La pausa estiva inizia con una notizia inattesa, almeno nei tempi. Si è già concretizzato quello che nelle aspettative di Massimo Scaccabarozzi (complici i calcoli errati, come lui stesso “accusa”, degli analisti e dei player del settore) avrebbe dovuto accadere nel giro di almeno un anno: il sorpasso dell’Italia sulla Germania nella produzione farmaceutica. Un risultato di cui il presidente di Farmindustria va giustamente orgoglioso e che individua come punto di partenza per attrarre nel nostro Paese nuovi investimenti e vincere la competizione internazionale sulle risorse finanziarie delle imprese, perché, dice: «Le risorse vanno dove il sistema funziona meglio».

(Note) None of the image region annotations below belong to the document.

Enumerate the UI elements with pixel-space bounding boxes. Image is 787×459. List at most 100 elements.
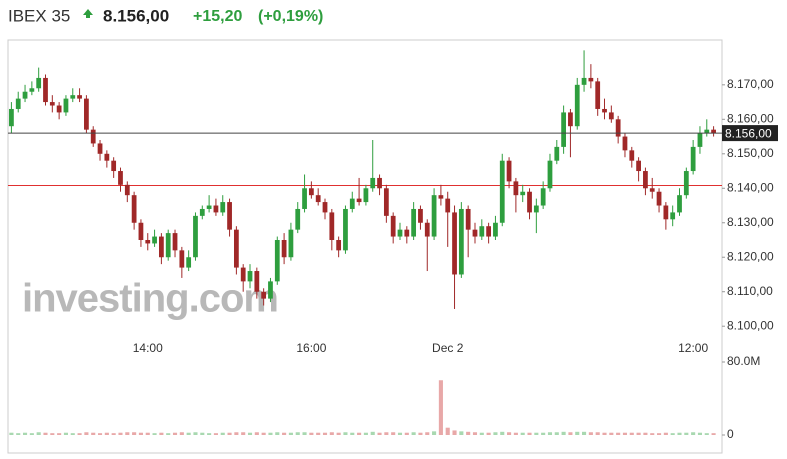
- volume-bar: [616, 432, 621, 435]
- candle-body: [363, 188, 369, 203]
- volume-bar: [84, 432, 89, 435]
- volume-bar: [309, 432, 314, 435]
- volume-bar: [261, 432, 266, 435]
- candle-body: [424, 222, 430, 237]
- candle-body: [240, 267, 246, 282]
- candle-body: [118, 171, 123, 185]
- candle-body: [704, 129, 710, 134]
- candle-body: [165, 233, 171, 258]
- volume-bar: [70, 433, 75, 435]
- candle-body: [418, 208, 423, 223]
- candle-body: [315, 195, 321, 203]
- y-tick-label: 8.100,00: [727, 318, 774, 332]
- candle-body: [568, 112, 573, 127]
- volume-bar: [322, 432, 328, 435]
- volume-bar: [629, 432, 634, 435]
- volume-bar: [520, 432, 525, 435]
- volume-bar: [16, 433, 21, 435]
- volume-bar: [145, 432, 150, 435]
- volume-bar: [704, 433, 709, 435]
- volume-bar: [602, 432, 607, 435]
- candle-body: [77, 95, 82, 99]
- y-tick-label: 80.0M: [727, 354, 760, 368]
- volume-bar: [275, 432, 280, 435]
- volume-bar: [207, 433, 212, 435]
- candle-body: [213, 205, 219, 213]
- volume-bar: [643, 432, 648, 435]
- volume-bar: [547, 432, 553, 435]
- candle-body: [472, 229, 478, 237]
- plot-frame: [7, 39, 723, 454]
- candle-body: [84, 98, 89, 130]
- candle-body: [670, 212, 676, 220]
- volume-bar: [391, 432, 396, 435]
- candle-body: [370, 177, 376, 189]
- candle-body: [595, 81, 601, 109]
- change: +15,20: [193, 8, 242, 25]
- candle-body: [288, 229, 294, 258]
- candle-body: [186, 257, 192, 268]
- volume-bar: [302, 432, 307, 435]
- volume-bar: [9, 432, 14, 435]
- candle-body: [97, 143, 103, 154]
- candle-body: [547, 160, 553, 189]
- volume-bar: [432, 431, 437, 435]
- candle-body: [533, 205, 539, 213]
- volume-bar: [397, 432, 403, 435]
- candle-body: [199, 208, 205, 216]
- volume-bar: [329, 432, 334, 435]
- candle-body: [281, 240, 287, 258]
- candle-body: [302, 188, 307, 209]
- volume-bar: [247, 432, 253, 435]
- volume-bar: [438, 380, 443, 435]
- volume-bar: [118, 432, 123, 435]
- candle-body: [124, 184, 130, 196]
- up-arrow: [83, 9, 93, 18]
- candle-body: [268, 281, 273, 299]
- candle-body: [588, 77, 594, 82]
- candle-body: [336, 240, 342, 251]
- volume-bar: [466, 431, 471, 435]
- candle-body: [343, 208, 348, 251]
- change-pct: (+0,19%): [258, 8, 323, 25]
- candle-body: [479, 226, 485, 237]
- volume-bar: [595, 432, 600, 435]
- y-tick-label: 8.110,00: [727, 284, 773, 298]
- candle-body: [697, 133, 703, 147]
- volume-bar: [568, 432, 573, 435]
- candle-body: [465, 208, 471, 230]
- candle-body: [227, 202, 232, 230]
- volume-bar: [691, 432, 696, 435]
- last-price-label: 8.156,00: [725, 126, 772, 140]
- volume-bar: [241, 432, 246, 435]
- candle-body: [193, 215, 198, 258]
- volume-bar: [227, 432, 232, 435]
- volume-bar: [377, 432, 382, 435]
- candle-body: [220, 202, 226, 213]
- volume-bar: [63, 432, 68, 435]
- candle-body: [404, 229, 410, 237]
- x-tick-label: 16:00: [296, 341, 326, 355]
- candle-body: [540, 188, 546, 206]
- volume-bar: [152, 433, 157, 435]
- volume-bar: [132, 432, 137, 435]
- volume-bar: [350, 432, 355, 435]
- volume-bar: [316, 432, 321, 435]
- candle-body: [452, 212, 457, 275]
- candle-body: [656, 191, 662, 206]
- candle-body: [49, 102, 55, 106]
- candle-body: [329, 212, 335, 240]
- index-name: IBEX 35: [8, 6, 70, 25]
- candle-body: [131, 195, 137, 223]
- y-tick-label: 8.120,00: [727, 249, 774, 263]
- candle-body: [9, 108, 14, 127]
- volume-bar: [670, 433, 675, 435]
- volume-bar: [445, 427, 450, 435]
- candle-body: [527, 191, 532, 213]
- volume-bar: [513, 432, 518, 435]
- candle-body: [683, 171, 689, 196]
- candle-body: [15, 98, 21, 109]
- volume-bar: [336, 432, 341, 435]
- volume-bar: [159, 432, 164, 435]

L’annuncio fa seguito a un’altra buona nuova: il completamento da parte di Dompé del ciclo di investimenti per l’ampliamento del sito di produzione e R&D de L’Aquila, un ulteriore segnale della vitalità del comparto, della propensione all’innovazione e della volontà di investire sul territorio da parte delle aziende del Pharma.

Segnali forti, quindi, ma lo stesso Sergio Dompé aveva ultimamente messo sull’avviso: «In Europa siamo i numeri uno, ma su questo bisogna avere l’intelligenza di non gonfiare il petto, di non sentirsi “arrivati”, perché gli altri Paesi non stanno a guardare e quando pensi di averli distanziati, ti accorgi invece che ti hanno raggiunto».

Cosa serve per mantenere il primato?

Quale la ricetta da seguire per continuare su questa strada e perseguire un modello competitivo premiante? Come rendere sostenibile l’innovazione in ambito sanitario e farmaceutico?

La risposta a questi interrogativi è stata tracciata, almeno in parte, durante la sessione plenaria del Simposio AFI, laddove si è cercato di individuare un nuovo modo di ragionare sulla governace del farmaco, che deve essere ripensata in un’ottica aziendale, mettendo sui piatti della bilancia profitti e perdite, e cercando di superare la logica dei silos messa in campo finora per approdare a una visione più olistica del problema, rinunciando a una concezione individualista, cercando di creare alleanze trasversali e implementando la comunicazione tra gli stakeholder. Una governace “di lungo respiro” – come la definisce Scaccabarozzi – che si basi appunto su «nuovo modello di finanziamento, su un sistema di regole certe e stabili, sul superamento della logica dei tetti e sull’uso efficiente di risorse pubbliche adeguate che devono essere destinate alla farmaceutica e rimanere nel settore».

«Servono – ribadisce Scaccabarozzi – finanziamenti adeguati, meccanismi più moderni di gestione della spesa, il rispetto della proprietà intellettuale, la tutela del brevetto e del marchio, l’accesso ai nuovi farmaci rapido e omogeneo su tutto il territorio, per assicurare a tutti i cittadini il diritto alle cure migliori, ovunque essi vivano… affinché le big pharma siano veramente big nel continuare ad accendere qualche sorriso in più sul viso dei pazienti!».